問い合わせをする際は、「決算処理が遅れている」という説明だけではなく、「6月決算のため税理士による確定処理が提出期限後になる予定ですが、どの段階の数値で回答すればよいでしょうか」と具体的に確認すると話がスムーズです。
法人企業統計調査の担当者は、このような決算時期による事情を把握しています。企業ごとに決算月が異なるため、提出企業すべてが同じタイミングで確定数値を用意できるわけではありません。
決算処理が遅い会社なのか判断するポイント
6月決算で8月中旬頃に税理士から確定数字が出る場合でも、それだけで決算処理が遅すぎるとは言えません。決算業務に必要な期間は、会社規模や取引量、経理体制によって大きく異なります。

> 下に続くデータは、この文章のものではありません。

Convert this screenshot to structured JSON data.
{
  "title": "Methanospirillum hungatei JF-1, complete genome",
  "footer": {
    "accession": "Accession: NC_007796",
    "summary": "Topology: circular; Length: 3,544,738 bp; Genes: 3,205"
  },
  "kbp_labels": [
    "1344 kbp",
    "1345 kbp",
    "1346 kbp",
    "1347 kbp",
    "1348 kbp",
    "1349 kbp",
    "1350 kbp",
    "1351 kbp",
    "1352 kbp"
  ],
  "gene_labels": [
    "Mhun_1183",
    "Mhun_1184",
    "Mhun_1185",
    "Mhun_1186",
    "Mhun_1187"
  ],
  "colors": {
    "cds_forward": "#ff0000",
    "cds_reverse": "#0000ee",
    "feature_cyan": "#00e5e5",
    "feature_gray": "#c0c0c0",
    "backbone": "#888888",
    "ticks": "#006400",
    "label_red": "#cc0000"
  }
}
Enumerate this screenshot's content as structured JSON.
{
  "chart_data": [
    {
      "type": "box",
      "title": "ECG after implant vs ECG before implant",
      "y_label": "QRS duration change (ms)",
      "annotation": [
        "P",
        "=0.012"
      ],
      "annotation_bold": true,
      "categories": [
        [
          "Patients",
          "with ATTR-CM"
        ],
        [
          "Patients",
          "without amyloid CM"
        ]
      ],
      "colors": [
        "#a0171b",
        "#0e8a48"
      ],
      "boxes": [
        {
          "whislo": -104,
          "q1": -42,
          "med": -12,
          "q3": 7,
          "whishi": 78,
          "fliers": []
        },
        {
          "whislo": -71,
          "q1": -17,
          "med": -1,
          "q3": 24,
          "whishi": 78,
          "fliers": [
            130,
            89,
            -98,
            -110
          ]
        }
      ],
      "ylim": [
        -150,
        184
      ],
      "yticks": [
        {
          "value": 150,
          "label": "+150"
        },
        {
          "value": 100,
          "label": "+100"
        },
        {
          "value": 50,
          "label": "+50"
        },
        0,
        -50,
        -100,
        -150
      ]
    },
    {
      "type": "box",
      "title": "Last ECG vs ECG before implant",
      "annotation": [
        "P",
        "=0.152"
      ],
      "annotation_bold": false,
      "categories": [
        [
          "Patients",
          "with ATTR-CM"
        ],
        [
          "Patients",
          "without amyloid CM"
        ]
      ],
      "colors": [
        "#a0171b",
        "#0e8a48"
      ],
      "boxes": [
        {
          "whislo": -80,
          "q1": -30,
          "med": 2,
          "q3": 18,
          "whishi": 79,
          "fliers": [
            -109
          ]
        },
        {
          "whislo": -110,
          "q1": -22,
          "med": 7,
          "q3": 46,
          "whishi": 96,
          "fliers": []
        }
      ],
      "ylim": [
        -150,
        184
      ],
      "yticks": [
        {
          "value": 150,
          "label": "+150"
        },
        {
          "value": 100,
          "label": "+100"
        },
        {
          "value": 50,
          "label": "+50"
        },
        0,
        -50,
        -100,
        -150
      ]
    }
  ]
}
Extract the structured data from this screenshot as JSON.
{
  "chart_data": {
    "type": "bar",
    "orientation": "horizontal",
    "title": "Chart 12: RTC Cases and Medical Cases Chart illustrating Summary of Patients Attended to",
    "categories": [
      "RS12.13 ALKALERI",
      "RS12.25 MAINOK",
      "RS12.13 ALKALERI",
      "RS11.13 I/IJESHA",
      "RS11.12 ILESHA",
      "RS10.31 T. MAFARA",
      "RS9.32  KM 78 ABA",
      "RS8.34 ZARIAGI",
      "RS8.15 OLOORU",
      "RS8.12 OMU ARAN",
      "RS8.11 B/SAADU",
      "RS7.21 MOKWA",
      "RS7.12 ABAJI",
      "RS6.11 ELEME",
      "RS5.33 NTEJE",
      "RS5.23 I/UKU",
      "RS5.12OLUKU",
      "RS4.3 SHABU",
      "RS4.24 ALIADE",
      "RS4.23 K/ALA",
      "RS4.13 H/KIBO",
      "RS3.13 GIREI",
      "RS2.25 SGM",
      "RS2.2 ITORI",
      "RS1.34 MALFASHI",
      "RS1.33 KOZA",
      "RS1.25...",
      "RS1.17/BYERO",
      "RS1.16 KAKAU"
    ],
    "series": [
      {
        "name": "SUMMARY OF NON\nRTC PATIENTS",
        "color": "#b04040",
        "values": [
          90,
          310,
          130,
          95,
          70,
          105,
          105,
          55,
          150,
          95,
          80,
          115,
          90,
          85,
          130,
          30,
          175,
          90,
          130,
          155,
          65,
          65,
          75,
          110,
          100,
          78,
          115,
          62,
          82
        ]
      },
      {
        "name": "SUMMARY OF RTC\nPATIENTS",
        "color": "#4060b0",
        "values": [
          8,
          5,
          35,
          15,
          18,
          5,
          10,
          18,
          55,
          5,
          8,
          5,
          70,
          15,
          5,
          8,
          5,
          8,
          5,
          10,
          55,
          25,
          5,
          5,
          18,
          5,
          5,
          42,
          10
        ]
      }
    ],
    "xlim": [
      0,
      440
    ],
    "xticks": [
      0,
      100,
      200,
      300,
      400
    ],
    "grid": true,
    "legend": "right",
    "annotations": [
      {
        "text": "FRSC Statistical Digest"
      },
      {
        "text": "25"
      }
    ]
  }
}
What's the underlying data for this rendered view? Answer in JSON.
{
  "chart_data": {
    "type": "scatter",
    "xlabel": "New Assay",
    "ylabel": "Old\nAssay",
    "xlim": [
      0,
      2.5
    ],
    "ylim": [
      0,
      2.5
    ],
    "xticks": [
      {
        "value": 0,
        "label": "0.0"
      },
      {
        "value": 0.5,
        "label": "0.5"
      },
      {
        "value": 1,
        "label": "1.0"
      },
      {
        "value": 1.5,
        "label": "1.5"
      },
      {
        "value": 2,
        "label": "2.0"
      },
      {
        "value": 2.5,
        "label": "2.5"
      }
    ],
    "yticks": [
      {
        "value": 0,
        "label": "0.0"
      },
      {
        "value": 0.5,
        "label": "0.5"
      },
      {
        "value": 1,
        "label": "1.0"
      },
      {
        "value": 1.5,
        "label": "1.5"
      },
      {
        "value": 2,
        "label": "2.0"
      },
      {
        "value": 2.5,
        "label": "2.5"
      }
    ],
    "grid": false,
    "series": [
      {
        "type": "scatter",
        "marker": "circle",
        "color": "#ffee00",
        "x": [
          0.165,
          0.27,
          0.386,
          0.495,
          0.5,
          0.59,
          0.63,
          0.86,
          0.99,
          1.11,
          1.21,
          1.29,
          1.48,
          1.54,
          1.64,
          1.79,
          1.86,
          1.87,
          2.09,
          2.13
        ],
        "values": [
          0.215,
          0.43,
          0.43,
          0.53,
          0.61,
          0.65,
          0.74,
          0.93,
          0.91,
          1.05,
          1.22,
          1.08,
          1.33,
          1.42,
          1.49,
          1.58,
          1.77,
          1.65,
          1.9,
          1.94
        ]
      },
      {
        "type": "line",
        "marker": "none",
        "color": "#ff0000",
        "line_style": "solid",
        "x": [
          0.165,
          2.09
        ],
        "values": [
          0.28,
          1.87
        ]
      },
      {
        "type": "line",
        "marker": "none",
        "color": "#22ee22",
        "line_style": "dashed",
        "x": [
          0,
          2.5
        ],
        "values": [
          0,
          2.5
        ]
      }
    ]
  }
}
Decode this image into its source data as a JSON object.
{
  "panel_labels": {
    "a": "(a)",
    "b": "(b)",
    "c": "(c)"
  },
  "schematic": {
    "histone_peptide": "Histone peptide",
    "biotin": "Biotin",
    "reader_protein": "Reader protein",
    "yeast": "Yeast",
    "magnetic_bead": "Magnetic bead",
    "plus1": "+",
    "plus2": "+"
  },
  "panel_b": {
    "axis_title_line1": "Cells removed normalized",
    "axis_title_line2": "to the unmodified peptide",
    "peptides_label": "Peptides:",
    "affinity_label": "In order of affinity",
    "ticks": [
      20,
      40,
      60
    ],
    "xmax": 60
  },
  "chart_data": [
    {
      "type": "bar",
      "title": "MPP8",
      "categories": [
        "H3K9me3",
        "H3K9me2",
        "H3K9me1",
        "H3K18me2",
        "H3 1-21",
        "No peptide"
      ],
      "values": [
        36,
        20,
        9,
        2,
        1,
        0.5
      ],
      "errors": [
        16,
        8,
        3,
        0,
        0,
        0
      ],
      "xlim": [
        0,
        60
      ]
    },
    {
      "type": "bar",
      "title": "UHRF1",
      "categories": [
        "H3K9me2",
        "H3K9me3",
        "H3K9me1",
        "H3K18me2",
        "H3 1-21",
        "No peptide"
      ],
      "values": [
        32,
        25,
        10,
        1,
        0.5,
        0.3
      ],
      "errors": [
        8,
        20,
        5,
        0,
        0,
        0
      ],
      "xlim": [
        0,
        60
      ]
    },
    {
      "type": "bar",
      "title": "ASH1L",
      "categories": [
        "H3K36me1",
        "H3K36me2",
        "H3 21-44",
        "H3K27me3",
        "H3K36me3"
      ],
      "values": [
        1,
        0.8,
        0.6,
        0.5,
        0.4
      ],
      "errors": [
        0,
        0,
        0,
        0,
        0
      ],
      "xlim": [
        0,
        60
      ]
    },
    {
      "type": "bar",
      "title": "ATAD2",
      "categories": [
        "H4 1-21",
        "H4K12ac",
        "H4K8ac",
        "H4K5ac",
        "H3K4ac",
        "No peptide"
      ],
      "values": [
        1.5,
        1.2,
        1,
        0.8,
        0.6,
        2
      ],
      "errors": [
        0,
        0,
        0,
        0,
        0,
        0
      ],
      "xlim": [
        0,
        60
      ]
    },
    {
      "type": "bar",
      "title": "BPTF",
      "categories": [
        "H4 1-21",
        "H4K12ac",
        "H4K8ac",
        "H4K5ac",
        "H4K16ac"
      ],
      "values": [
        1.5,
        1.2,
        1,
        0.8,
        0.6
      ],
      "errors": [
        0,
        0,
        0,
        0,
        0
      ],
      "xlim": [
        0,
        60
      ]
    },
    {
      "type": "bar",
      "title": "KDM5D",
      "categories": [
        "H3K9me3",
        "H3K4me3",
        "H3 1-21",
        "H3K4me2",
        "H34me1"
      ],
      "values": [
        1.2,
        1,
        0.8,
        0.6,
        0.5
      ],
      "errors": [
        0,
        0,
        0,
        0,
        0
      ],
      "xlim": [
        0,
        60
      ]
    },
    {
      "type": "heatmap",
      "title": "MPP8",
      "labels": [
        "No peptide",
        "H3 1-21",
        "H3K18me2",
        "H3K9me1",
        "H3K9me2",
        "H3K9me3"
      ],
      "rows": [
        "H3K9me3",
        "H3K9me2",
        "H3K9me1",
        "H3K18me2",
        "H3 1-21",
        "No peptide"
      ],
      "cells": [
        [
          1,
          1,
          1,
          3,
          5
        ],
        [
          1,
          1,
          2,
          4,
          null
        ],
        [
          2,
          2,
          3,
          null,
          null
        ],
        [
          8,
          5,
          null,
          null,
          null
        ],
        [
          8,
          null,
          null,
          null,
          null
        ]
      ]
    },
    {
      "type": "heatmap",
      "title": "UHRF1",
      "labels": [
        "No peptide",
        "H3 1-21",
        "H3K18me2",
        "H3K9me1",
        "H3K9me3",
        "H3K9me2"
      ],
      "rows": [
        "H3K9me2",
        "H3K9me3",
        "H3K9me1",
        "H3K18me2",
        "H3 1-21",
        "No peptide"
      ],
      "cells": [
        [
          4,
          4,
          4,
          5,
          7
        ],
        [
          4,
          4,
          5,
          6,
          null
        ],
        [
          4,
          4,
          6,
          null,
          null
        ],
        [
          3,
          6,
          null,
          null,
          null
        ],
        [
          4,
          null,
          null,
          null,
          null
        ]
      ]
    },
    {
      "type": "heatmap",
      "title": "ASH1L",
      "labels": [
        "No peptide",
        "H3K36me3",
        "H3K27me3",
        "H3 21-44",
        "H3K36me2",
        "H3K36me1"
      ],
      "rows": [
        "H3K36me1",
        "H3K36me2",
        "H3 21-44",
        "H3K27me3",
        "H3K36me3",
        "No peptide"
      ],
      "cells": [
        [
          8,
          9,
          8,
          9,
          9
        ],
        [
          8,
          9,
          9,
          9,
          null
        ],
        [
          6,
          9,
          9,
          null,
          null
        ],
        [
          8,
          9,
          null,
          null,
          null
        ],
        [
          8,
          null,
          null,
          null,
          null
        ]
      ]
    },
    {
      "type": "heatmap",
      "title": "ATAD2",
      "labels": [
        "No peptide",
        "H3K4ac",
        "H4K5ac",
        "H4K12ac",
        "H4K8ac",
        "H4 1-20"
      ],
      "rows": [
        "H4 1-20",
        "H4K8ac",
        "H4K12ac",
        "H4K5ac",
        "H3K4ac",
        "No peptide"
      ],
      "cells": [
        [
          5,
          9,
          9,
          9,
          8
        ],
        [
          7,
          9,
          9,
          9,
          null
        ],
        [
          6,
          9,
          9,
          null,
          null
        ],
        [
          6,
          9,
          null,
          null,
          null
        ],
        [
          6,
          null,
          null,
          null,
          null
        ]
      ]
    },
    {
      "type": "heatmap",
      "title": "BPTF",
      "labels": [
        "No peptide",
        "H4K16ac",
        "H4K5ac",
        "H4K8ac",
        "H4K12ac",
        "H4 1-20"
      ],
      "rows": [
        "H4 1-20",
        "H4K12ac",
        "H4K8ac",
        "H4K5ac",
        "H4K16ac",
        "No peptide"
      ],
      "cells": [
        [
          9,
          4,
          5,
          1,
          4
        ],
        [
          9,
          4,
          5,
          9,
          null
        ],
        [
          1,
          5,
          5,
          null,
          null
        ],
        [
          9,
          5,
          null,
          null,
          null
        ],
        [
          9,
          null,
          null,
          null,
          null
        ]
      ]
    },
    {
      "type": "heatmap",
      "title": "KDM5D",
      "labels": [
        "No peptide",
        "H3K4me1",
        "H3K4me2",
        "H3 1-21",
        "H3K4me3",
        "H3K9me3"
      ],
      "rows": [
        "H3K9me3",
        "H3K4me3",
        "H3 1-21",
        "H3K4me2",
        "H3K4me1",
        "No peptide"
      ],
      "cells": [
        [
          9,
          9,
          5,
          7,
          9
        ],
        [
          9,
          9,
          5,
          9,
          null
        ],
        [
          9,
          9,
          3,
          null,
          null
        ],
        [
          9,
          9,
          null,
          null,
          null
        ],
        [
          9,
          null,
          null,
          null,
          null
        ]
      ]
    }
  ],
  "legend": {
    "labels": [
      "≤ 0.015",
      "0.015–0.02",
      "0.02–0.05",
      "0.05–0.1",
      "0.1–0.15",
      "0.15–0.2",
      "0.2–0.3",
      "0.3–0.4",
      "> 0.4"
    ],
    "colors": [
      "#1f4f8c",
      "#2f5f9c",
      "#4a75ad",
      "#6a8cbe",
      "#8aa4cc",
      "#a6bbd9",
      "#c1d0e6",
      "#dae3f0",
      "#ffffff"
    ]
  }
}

一方で、毎年税務申告期限ぎりぎりになっている場合や、帳簿整理が後回しになっている場合は、経理体制を見直す余地があります。日頃から月次決算を行っている企業であれば、決算時の負担を減らすことができます。
例えば、毎月試算表を作成している会社であれば、決算時点でも大きな差異を確認しやすく、法人企業統計調査への対応も比較的スムーズになります。
まとめ|法人企業統計調査は決算時期を考慮して対応することが大切
法人企業統計調査の提出期限と会社の決算確定時期が合わないことは、6月決算企業などでは起こり得る問題です。提出期限までに最終的な数字が出ないからといって、必ずしも会社の決算処理が遅れているとは限りません。
重要なのは、現在利用できる正確な経理資料をもとに回答することと、不明点がある場合は早めに調査担当者へ確認することです。
法人企業統計調査は企業活動を把握するための重要な調査なので、提出を前提にしながら、自社の決算スケジュールに合わせた適切な対応を行うことが大切です。